Revista AOA_36

Escuela Normal Nº1 Domingo Faustino Sarmiento, ciudad de Leandro Alem, 1957-63. Mario Soto, Raúl Rivarola, arquitectos. Colección particular.

Escuela Normal, en Leandro Alem, prov. Misiones, Argentina, 1957/61. Mario Soto y Raúl Rivarla, arquitectos. Corte transversal. Bullrich, Francisco. Arquitectura Latinoamericana. Buenos Aires: Sudamericana, 1969, p. 149.

A combination of discrete architectural parts such as a roof, a block and a platform, destined to generate an urban space inside a building, was masterfully proposed by the team formed by Osvaldo Bidinost, Jorge Chute, Jose Gassó, Mabel Lapacó and Martín Meyer, at the Higher School of Commerce of the University of Córdoba (1959-71) 10 . Inscribed within the boundary of the traditional city block, a platform programmatically assumes the extra-curricular activities -from the music halls to the swimming pool- and a large terrace extends to the edge of the site establishing a connection with the city river. The large roof and the series of columns constitute the greatest expression of the building. The strategy was to create a covered open patio, with a continuous block of classrooms that form a backdrop closed to the street. The 108m long by 36m wide roof is composed of a succession of 15 cylindrical vaults that are transformed into conoids, of colored concrete, supported by a series of columns. An extensive volume of pleated section, which contains the labs, partially limits the covered patio and holds free-standing volumes and a large ramp as a formal protagonist of the space. Mario Soto and Raúl Rivarola developed between 1957 and 1962 the Normal School Nº1 of the city of Leandro Alem, in the province of Misiones 11 . In a subtropical and rainy climate, where only shade and the refreshing winds of the south can alleviate daily life, the architects proposed a large roof covering a rectangular plan, resting on a system

configured by the two main façades, structured in the form of a great brise-soleil . The enormous roof consists of two slightly arched surfaces with inward slope, supported by inverted beams that rest on a regular series of laminar columns; both gradients lead the rainwater into a system of elevated cisterns with an overflow canal that evacuates them to gargoyles at the ends.
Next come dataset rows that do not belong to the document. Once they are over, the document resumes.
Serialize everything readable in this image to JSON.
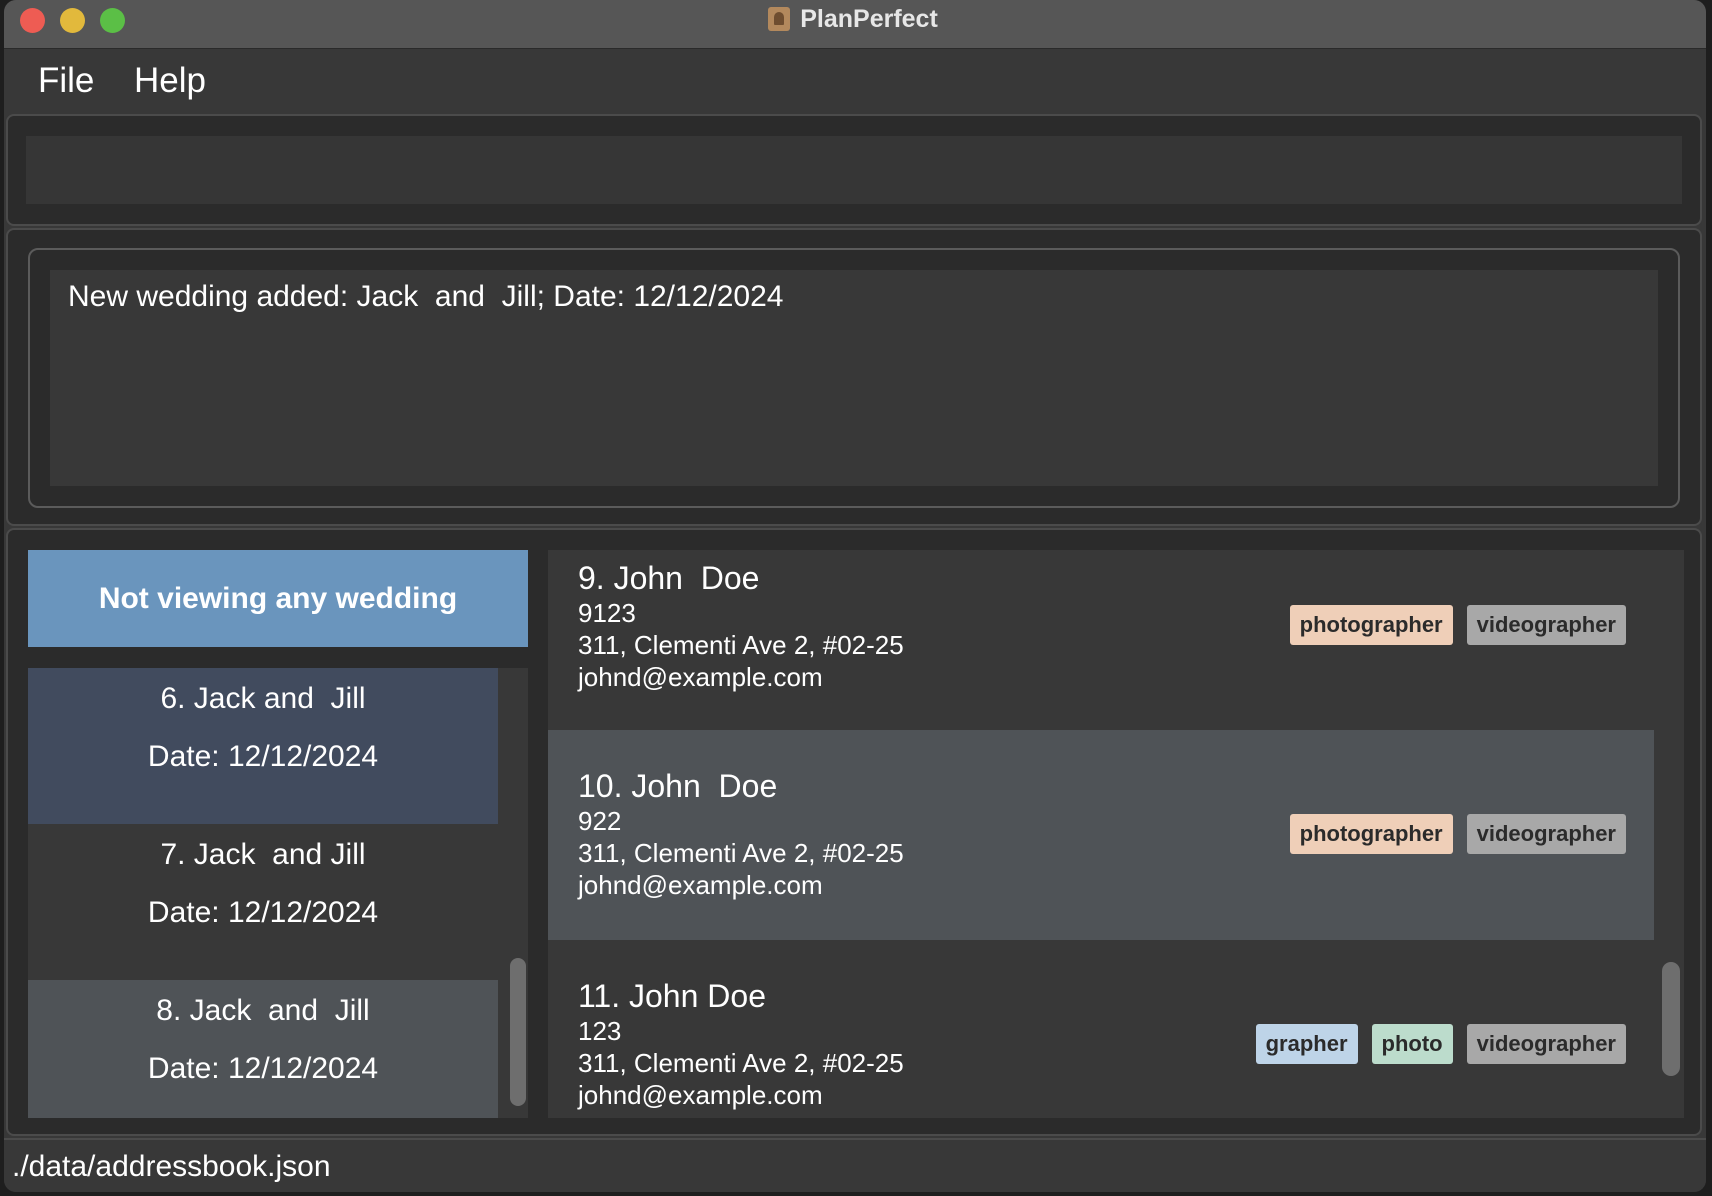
{
  "window": {
    "title": "PlanPerfect"
  },
  "menu": {
    "file": "File",
    "help": "Help"
  },
  "command": {
    "value": "",
    "placeholder": ""
  },
  "result": {
    "message": "New wedding added: Jack  and  Jill; Date: 12/12/2024"
  },
  "weddings": {
    "header": "Not viewing any wedding",
    "items": [
      {
        "name": "6. Jack and  Jill",
        "date": "Date: 12/12/2024",
        "bg": "#414b5e"
      },
      {
        "name": "7. Jack  and Jill",
        "date": "Date: 12/12/2024",
        "bg": "#383838"
      },
      {
        "name": "8. Jack  and  Jill",
        "date": "Date: 12/12/2024",
        "bg": "#4f5357"
      }
    ]
  },
  "persons": [
    {
      "name": "9. John  Doe",
      "phone": "9123",
      "address": "311, Clementi Ave 2, #02-25",
      "email": "johnd@example.com",
      "bg": "#383838",
      "tags": [
        {
          "label": "photographer",
          "color": "#efcfb8"
        },
        {
          "label": "videographer",
          "color": "#a8a8a8"
        }
      ]
    },
    {
      "name": "10. John  Doe",
      "phone": "922",
      "address": "311, Clementi Ave 2, #02-25",
      "email": "johnd@example.com",
      "bg": "#4f5357",
      "tags": [
        {
          "label": "photographer",
          "color": "#efcfb8"
        },
        {
          "label": "videographer",
          "color": "#a8a8a8"
        }
      ]
    },
    {
      "name": "11. John Doe",
      "phone": "123",
      "address": "311, Clementi Ave 2, #02-25",
      "email": "johnd@example.com",
      "bg": "#383838",
      "tags": [
        {
          "label": "grapher",
          "color": "#bed4e8"
        },
        {
          "label": "photo",
          "color": "#bcdccc"
        },
        {
          "label": "videographer",
          "color": "#a8a8a8"
        }
      ]
    }
  ],
  "status": {
    "path": "./data/addressbook.json"
  },
  "colors": {
    "accent": "#6a95bd",
    "selected": "#414b5e"
  }
}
Under the large roof the program deploys as an urban world of small independent buildings interacting with circulations and interstitial spaces, on one hand arranging the classrooms in a continuous block on one side, and on the other half more freely arranged around a central covered patio, the administration, services, labs and special classrooms with free-standing shapes, and the music room covered by an elliptical paraboloid. The smooth slope of the site also made it possible to form three successive platforms, one higher for the linear layout of the classrooms, one slightly lower on the sides and a series of steps in correspondence with the central columns that overflows on the level of the covered central patio and continues to the outer patio. The missionary school represents an infrastructural concept in which spatial generation -between a very defined roof and a neutral ground- results from the absence of functional layout conditioning due to the architectural capabilities of the roof.